Нечто гробовое заложено уже в сценографии Ларисы Ломакиной, вместо достоевской баньки с пауками соорудившей огромную неуютную залу с серыми, местами почерневшими, как от сажи, обоями. Единственное, что останавливает взгляд, — огромный проем камина, пугающий черный квадрат, а быть может, и топка крематория. Сюда выходят трое мужчин в форменных кителях силовых структур: тот, что помоложе, — Фердыщенко (Алексей Скуратов), мент, заведующий детской комнатой милиции, а есть еще постарше, Рогожин (Александр Збруев), он тут седовлас и носит генеральский мундир. Епанчин-старший (Иван Агапов) превратился в прокурора: его пронзительно-голубая униформа визуально рифмуется с небесной синевой воздушного шарика Настасьи Филипповны (Александра Виноградова). Настеньке тут вообще дарят исключительно игрушки, так как она здесь — маленькая девочка, несовершеннолетняя нимфетка, по-детски картавящая и растягивающая слова. И не беда, что ее играет взрослая красавица Александра Виноградова, как и то, что на роль Аглаи Епанчиной назначена не дебютантка, а маститая Елена Шанина. Не возбраняется рассуждать, будто режиссер таким образом выявляет не физический, а психический возраст персонажей, хотя более важным кажется тотальное торжество в театре Богомолова остраняющей условности. В эту комнату (так и хочется написать — палату) поступает новичок — внешне идиот, хотя, кажется, себе на уме, долговязый недотепа в мятом пиджачке (сам режиссер Константин Богомолов). Титр на экране представляет его как князя Тьмышкина, прибывшего из Трансильвании, хотя верить аккомпанирующим титрам тут, как и в прежнем богомоловском «Борисе Годунове», рискованно: они как будто написаны ребяческой рукой, не столько поясняют действие, сколько снижают его, низводя до скабрезного балагана и усугубляя тотальную и гипнотизирующую игру несовпадений.
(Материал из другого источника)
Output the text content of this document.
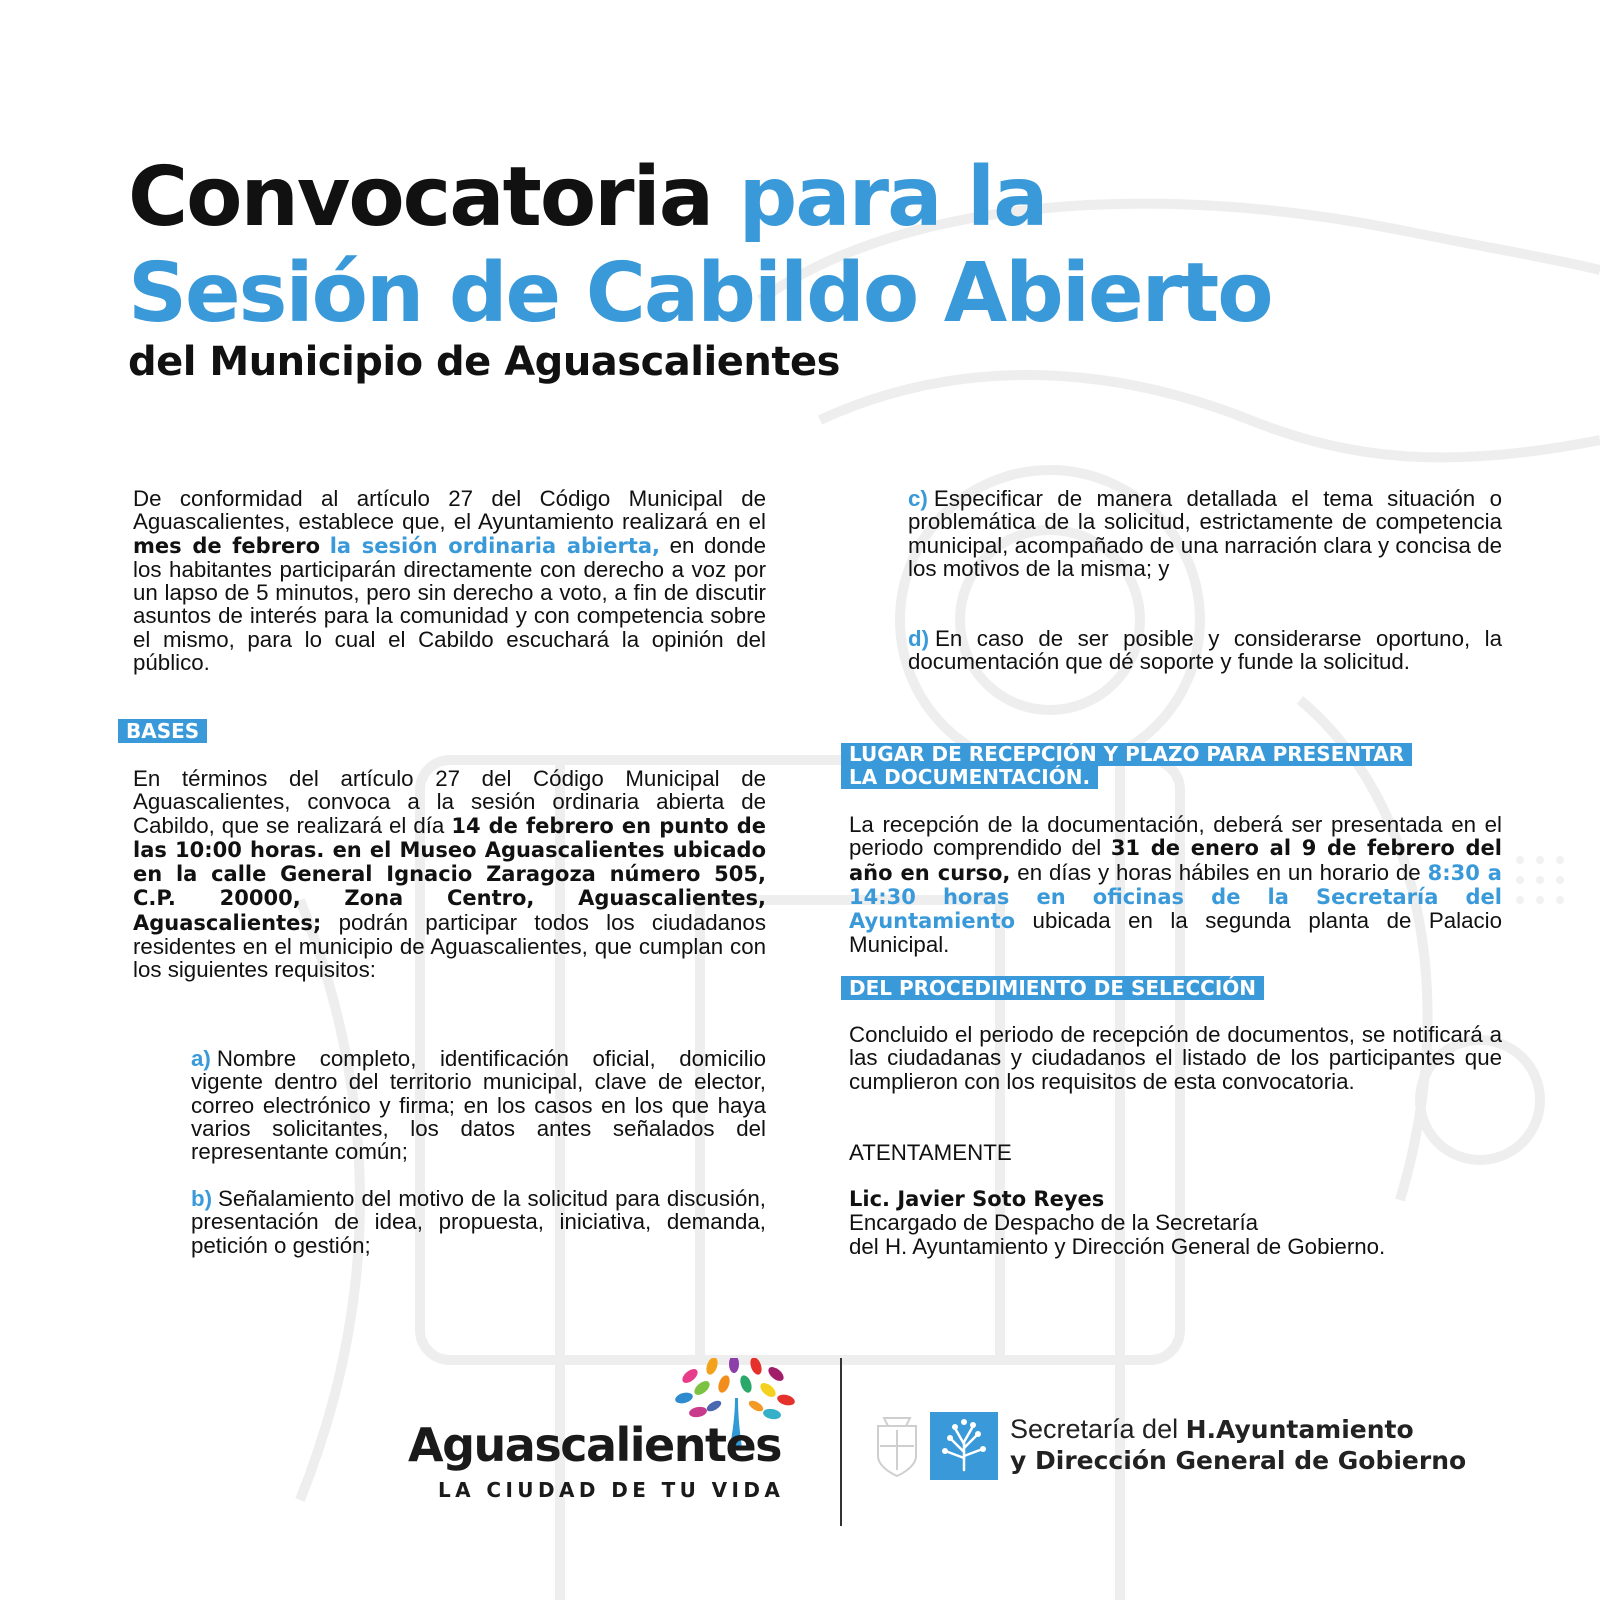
Convocatoria para la
Sesión de Cabildo Abierto
del Municipio de Aguascalientes
De conformidad al artículo 27 del Código Municipal de Aguascalientes, establece que, el Ayuntamiento realizará en el mes de febrero la sesión ordinaria abierta, en donde los habitantes participarán directamente con derecho a voz por un lapso de 5 minutos, pero sin derecho a voto, a fin de discutir asuntos de interés para la comunidad y con competencia sobre el mismo, para lo cual el Cabildo escuchará la opinión del público.
BASES
En términos del artículo 27 del Código Municipal de Aguascalientes, convoca a la sesión ordinaria abierta de Cabildo, que se realizará el día 14 de febrero en punto de las 10:00 horas. en el Museo Aguascalientes ubicado en la calle General Ignacio Zaragoza número 505, C.P. 20000, Zona Centro, Aguascalientes, Aguascalientes; podrán participar todos los ciudadanos residentes en el municipio de Aguascalientes, que cumplan con los siguientes requisitos:
a) Nombre completo, identificación oficial, domicilio vigente dentro del territorio municipal, clave de elector, correo electrónico y firma; en los casos en los que haya varios solicitantes, los datos antes señalados del representante común;
b) Señalamiento del motivo de la solicitud para discusión, presentación de idea, propuesta, iniciativa, demanda, petición o gestión;
c) Especificar de manera detallada el tema situación o problemática de la solicitud, estrictamente de competencia municipal, acompañado de una narración clara y concisa de los motivos de la misma; y
d) En caso de ser posible y considerarse oportuno, la documentación que dé soporte y funde la solicitud.
LUGAR DE RECEPCIÓN Y PLAZO PARA PRESENTAR
LA DOCUMENTACIÓN.
La recepción de la documentación, deberá ser presentada en el periodo comprendido del 31 de enero al 9 de febrero del año en curso, en días y horas hábiles en un horario de 8:30 a 14:30 horas en oficinas de la Secretaría del Ayuntamiento ubicada en la segunda planta de Palacio Municipal.
DEL PROCEDIMIENTO DE SELECCIÓN
Concluido el periodo de recepción de documentos, se notificará a las ciudadanas y ciudadanos el listado de los participantes que cumplieron con los requisitos de esta convocatoria.
ATENTAMENTE
Lic. Javier Soto Reyes
Encargado de Despacho de la Secretaría
del H. Ayuntamiento y Dirección General de Gobierno.
Aguascalientes
LA CIUDAD DE TU VIDA
Secretaría del H.Ayuntamiento
y Dirección General de Gobierno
Мужчины в «Князе» все как один стремятся удочерить Настасью Филипповну — как она сама с детской непосредственностью пояснит, «чтобы тлахать» (Настасья Филипповна не выговаривает звук «р», уж такой она ребенок). Тема усыновления с туманными гуманитарными целями уже всплывала в «Идеальном муже»; в «Князе» педофильское вожделение оказывается в центре сюжета.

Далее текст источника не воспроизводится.